I’m sorry, I don’t know your community that well, but I was banned off of r/futurology for this post.

I’m going to say what we all know.

Reddit has undergone a shift, and the presence of bots/AI-generated content, propaganda, and coordinated campaigns is a documented reality.

1. Bots & AI Are Proliferating on Reddit
- Automated Accounts: Tools like ChatGPT make it trivial to generate human-like comments/posts at scale. Farms deploy these to farm karma, sway discussions, or spam.
- Karma Farms: Bots repost popular old content/comments to gain karma, then get sold for propaganda or advertising.
- Detection Difficulty: Reddit’s anti-bot systems struggle to keep up, and AI can now mimic writing styles flawlessly.

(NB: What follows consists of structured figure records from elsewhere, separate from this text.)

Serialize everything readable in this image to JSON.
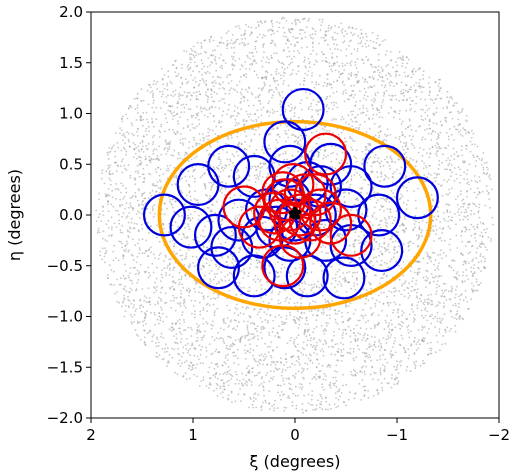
{
  "chart_data": {
    "type": "scatter",
    "title": "",
    "xlabel": "ξ (degrees)",
    "ylabel": "η (degrees)",
    "xlim": [
      2.0,
      -2.0
    ],
    "ylim": [
      -2.0,
      2.0
    ],
    "xticks": [
      2,
      1,
      0,
      -1,
      -2
    ],
    "xtick_labels": [
      "2",
      "1",
      "0",
      "−1",
      "−2"
    ],
    "yticks": [
      2.0,
      1.5,
      1.0,
      0.5,
      0.0,
      -0.5,
      -1.0,
      -1.5,
      -2.0
    ],
    "ytick_labels": [
      "2.0",
      "1.5",
      "1.0",
      "0.5",
      "0.0",
      "−0.5",
      "−1.0",
      "−1.5",
      "−2.0"
    ],
    "grid": false,
    "colors": {
      "background_points": "#9a9a9a",
      "ellipse": "#ffa500",
      "blue_circles": "#0000dd",
      "red_circles": "#ee0000",
      "center_points": "#000000"
    },
    "background_field": {
      "shape": "disk",
      "center": [
        0.0,
        0.0
      ],
      "radius": 1.95,
      "point_count": 6000
    },
    "ellipse": {
      "center": [
        0.0,
        0.0
      ],
      "semi_major_x": 1.33,
      "semi_minor_y": 0.92
    },
    "blue_circles": {
      "radius": 0.2,
      "centers": [
        [
          -0.08,
          1.04
        ],
        [
          0.1,
          0.72
        ],
        [
          -0.35,
          0.5
        ],
        [
          -0.88,
          0.48
        ],
        [
          -1.2,
          0.17
        ],
        [
          1.28,
          0.0
        ],
        [
          0.95,
          0.3
        ],
        [
          0.65,
          0.48
        ],
        [
          0.4,
          0.38
        ],
        [
          0.05,
          0.48
        ],
        [
          -0.25,
          0.28
        ],
        [
          -0.55,
          0.28
        ],
        [
          1.02,
          -0.12
        ],
        [
          0.78,
          -0.2
        ],
        [
          0.55,
          -0.05
        ],
        [
          0.28,
          0.05
        ],
        [
          0.05,
          0.15
        ],
        [
          -0.2,
          0.0
        ],
        [
          -0.5,
          0.05
        ],
        [
          -0.82,
          0.0
        ],
        [
          0.62,
          -0.32
        ],
        [
          0.32,
          -0.22
        ],
        [
          0.05,
          -0.25
        ],
        [
          -0.3,
          -0.25
        ],
        [
          -0.55,
          -0.3
        ],
        [
          -0.85,
          -0.35
        ],
        [
          0.75,
          -0.52
        ],
        [
          0.4,
          -0.6
        ],
        [
          0.1,
          -0.52
        ],
        [
          -0.12,
          -0.6
        ],
        [
          -0.48,
          -0.62
        ],
        [
          0.0,
          -0.05
        ],
        [
          0.18,
          -0.12
        ],
        [
          -0.12,
          0.32
        ]
      ]
    },
    "red_circles": {
      "radius": 0.2,
      "centers": [
        [
          -0.3,
          0.6
        ],
        [
          0.1,
          0.15
        ],
        [
          -0.1,
          0.2
        ],
        [
          0.05,
          0.05
        ],
        [
          -0.05,
          0.0
        ],
        [
          0.0,
          -0.08
        ],
        [
          0.15,
          -0.05
        ],
        [
          -0.15,
          -0.05
        ],
        [
          0.12,
          0.22
        ],
        [
          -0.25,
          0.05
        ],
        [
          0.5,
          0.08
        ],
        [
          -0.35,
          -0.08
        ],
        [
          0.35,
          -0.12
        ],
        [
          -0.55,
          -0.2
        ],
        [
          0.12,
          -0.5
        ],
        [
          0.2,
          0.02
        ],
        [
          -0.05,
          -0.22
        ],
        [
          -0.2,
          0.2
        ],
        [
          0.02,
          0.3
        ]
      ]
    },
    "center_points": [
      [
        0.0,
        0.0
      ],
      [
        0.02,
        0.03
      ],
      [
        -0.02,
        0.01
      ],
      [
        0.01,
        -0.02
      ],
      [
        -0.01,
        0.04
      ],
      [
        0.03,
        -0.01
      ],
      [
        -0.03,
        -0.02
      ],
      [
        0.0,
        0.06
      ],
      [
        0.04,
        0.02
      ],
      [
        -0.04,
        0.03
      ]
    ]
  }
}
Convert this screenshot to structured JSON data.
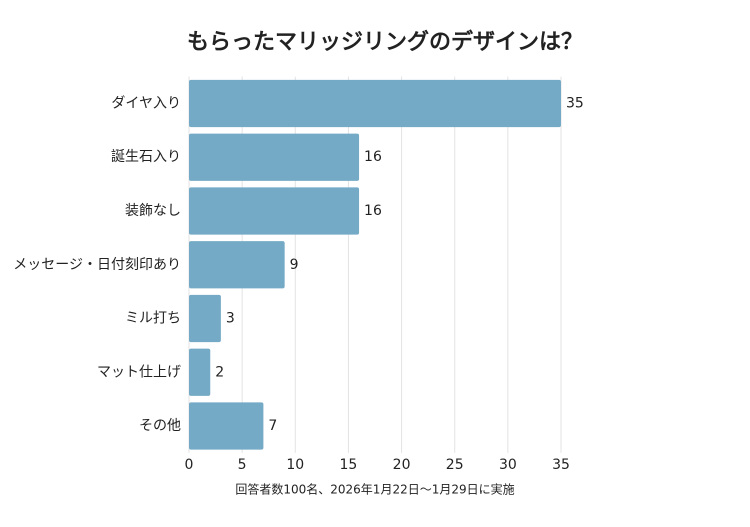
{
  "chart_data": {
    "type": "bar",
    "orientation": "horizontal",
    "title": "もらったマリッジリングのデザインは？",
    "x_label": "回答者数100名、2026年1月22日〜1月29日に実施",
    "categories": [
      "ダイヤ入り",
      "誕生石入り",
      "装飾なし",
      "メッセージ・日付刻印あり",
      "ミル打ち",
      "マット仕上げ",
      "その他"
    ],
    "values": [
      35,
      16,
      16,
      9,
      3,
      2,
      7
    ],
    "color": "#74aac6",
    "xlim": [
      0,
      35
    ],
    "xticks": [
      0,
      5,
      10,
      15,
      20,
      25,
      30,
      35
    ],
    "grid": true
  }
}
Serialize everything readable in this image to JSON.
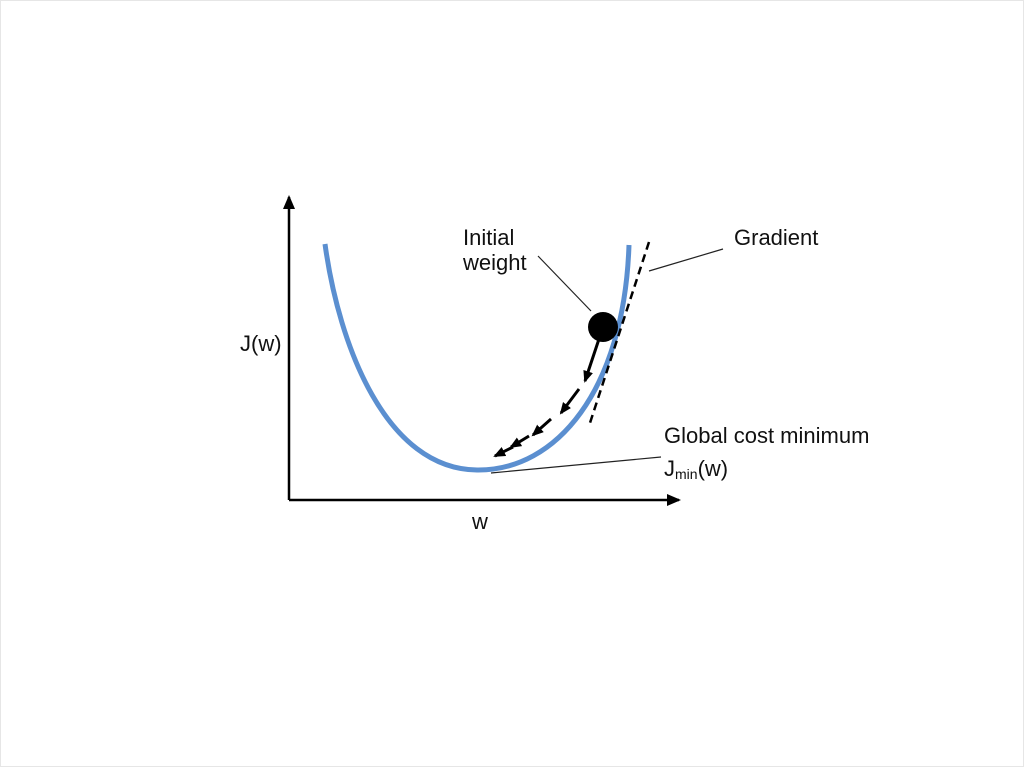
{
  "labels": {
    "initial_weight_line1": "Initial",
    "initial_weight_line2": "weight",
    "gradient": "Gradient",
    "y_axis": "J(w)",
    "x_axis": "w",
    "global_minimum": "Global cost minimum",
    "jmin_main": "J",
    "jmin_sub": "min",
    "jmin_tail": "(w)"
  },
  "colors": {
    "curve": "#5b8fd0",
    "ink": "#000000",
    "leader": "#222222"
  }
}
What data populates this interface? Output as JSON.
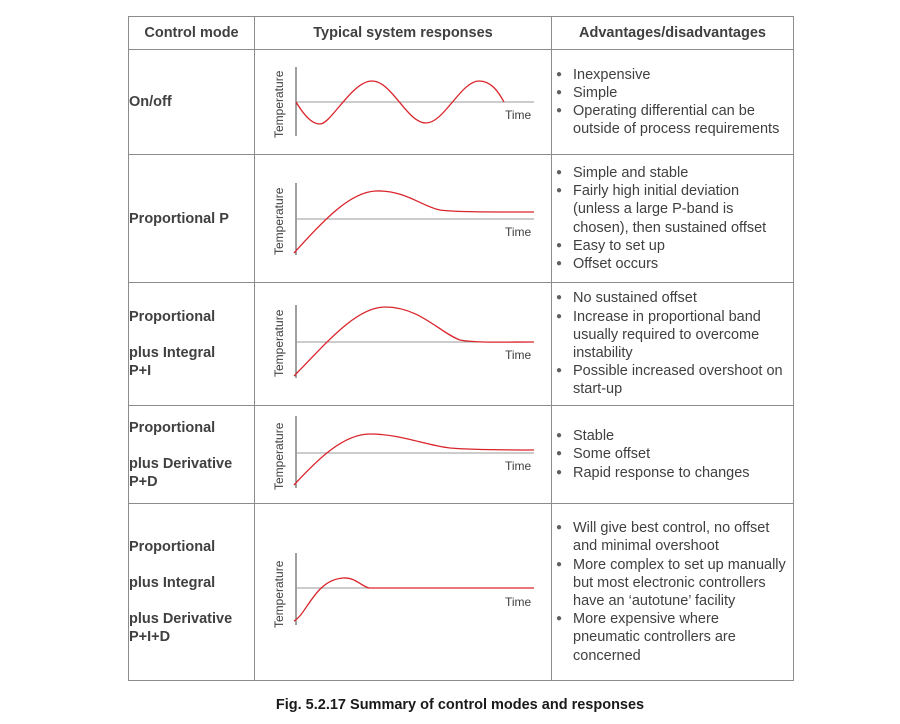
{
  "header": {
    "col1": "Control mode",
    "col2": "Typical system responses",
    "col3": "Advantages/disadvantages"
  },
  "axis": {
    "y": "Temperature",
    "x": "Time"
  },
  "rows": [
    {
      "mode": [
        "On/off"
      ],
      "items": [
        "Inexpensive",
        "Simple",
        "Operating differential can be outside of process requirements"
      ]
    },
    {
      "mode": [
        "Proportional P"
      ],
      "items": [
        "Simple and stable",
        "Fairly high initial deviation (unless a large P-band is chosen), then sustained offset",
        "Easy to set up",
        "Offset occurs"
      ]
    },
    {
      "mode": [
        "Proportional",
        "plus Integral",
        "P+I"
      ],
      "items": [
        "No sustained offset",
        "Increase in proportional band usually required to overcome instability",
        "Possible increased overshoot on start-up"
      ]
    },
    {
      "mode": [
        "Proportional",
        "plus Derivative",
        "P+D"
      ],
      "items": [
        "Stable",
        "Some offset",
        "Rapid response to changes"
      ]
    },
    {
      "mode": [
        "Proportional",
        "plus Integral",
        "plus Derivative",
        "P+I+D"
      ],
      "items": [
        "Will give best control, no offset and minimal overshoot",
        "More complex to set up manually but most electronic controllers have an ‘autotune’ facility",
        "More expensive where pneumatic controllers are concerned"
      ]
    }
  ],
  "caption": "Fig. 5.2.17 Summary of control modes and responses",
  "colors": {
    "curve": "#d9242b",
    "setpoint": "#9a9a9a",
    "axis": "#404040",
    "border": "#8c8c8c"
  }
}
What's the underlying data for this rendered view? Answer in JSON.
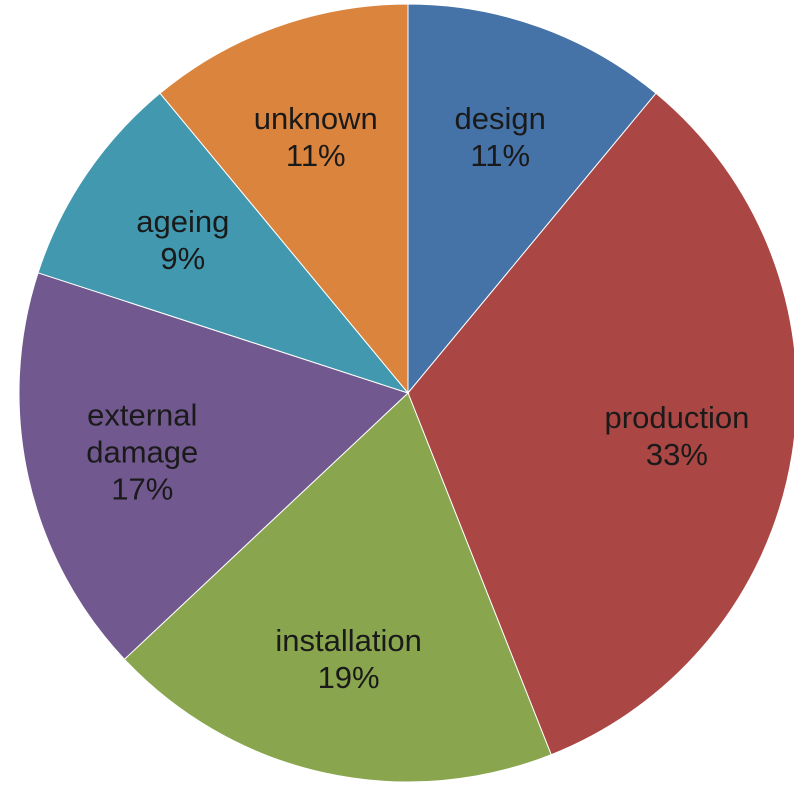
{
  "chart_data": {
    "type": "pie",
    "categories": [
      "design",
      "production",
      "installation",
      "external damage",
      "ageing",
      "unknown"
    ],
    "values": [
      11,
      33,
      19,
      17,
      9,
      11
    ],
    "value_labels": [
      "11%",
      "33%",
      "19%",
      "17%",
      "9%",
      "11%"
    ],
    "colors": [
      "#4572a7",
      "#aa4643",
      "#89a54e",
      "#71588f",
      "#4198af",
      "#db843d"
    ]
  }
}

2. Astroturfing & Propaganda Are Common.
- Corporate/PR Influence: Companies use bots or paid accounts to promote products, downplay scandals, or attack critics (e.g., gaming, tech, or finance subs).
- Political Manipulation: State actors (Russia, China, Iran, etc.) and domestic groups manipulate narratives on news/political subs. The "news" you see may be amplified or distorted.
- Agenda-Driven Subreddits: Entire communities are sometimes covertly run by ideological/political groups to push narratives.

3. Reddit is Less "Human"
- Algorithmic Incentives: Reddit rewards engagement (upvotes, controversy). Bots/farms exploit this, drowning out organic discussion.
- Decline of "Old Reddit" Culture: As Reddit commercialized (IPO, API changes), authentic communities shrank. Heavy users remained, leaving voids bots fill.
- News Aggregation Risks: Reddit is now a top news source, but unvetted. Bots can spread misinformation rapidly via upvote manipulation.

4. How to Spot Suspicious Activity
- Account Red Flags:
Generic usernames (e.g., "Word_Number123").
Sudden activity bursts after months of silence.
Overly polished, emotionless, or repetitive language.
- Post Patterns:
Rapid, identical comments across threads.
Posts pushing niche agendas (e.g., crypto, supplements, fringe politics).
"Outrage bait" designed to provoke engagement.
- Subreddit Anomalies:
Sudden shifts in moderation or topic focus.
Highly polarized discussions with lack of fact checking.

5. Protecting Your Trust
- Cross-Check Sources: Treat Reddit "news" as a lead, not truth. Verify via established outlets (AP, Reuters).
- Stick to Niche Communities: Smaller, topic-specific subs (e.g., hobbies, academics) have fewer bots.
- Use Tools: Browser extensions like "Reddit Investigator" or "Bot Sentinel" analyze account behavior.
- Question Consensus: If a thread feels unnaturally polarized or amplified, disengage.

Bottom Line:

Reddit is no longer a purely organic space. While genuine human interaction still exists (especially in smaller communities), the platform is saturated with manipulation. This doesn’t mean "all Reddit is bots," but it does mean healthy skepticism is essential. Trust should be earned through consistent, transparent behavior—not assigned by default.

Stay critical, don’t give out trust, and prioritize subs with active, transparent moderation. The degradation here reflects a broader internet crisis—awareness is the first defense.

Admission: I did use a language model (AI) to collect and format this information. That doesn’t change that it took personal effort, thought, and intention to make this post. and it definitely doesn’t change my message.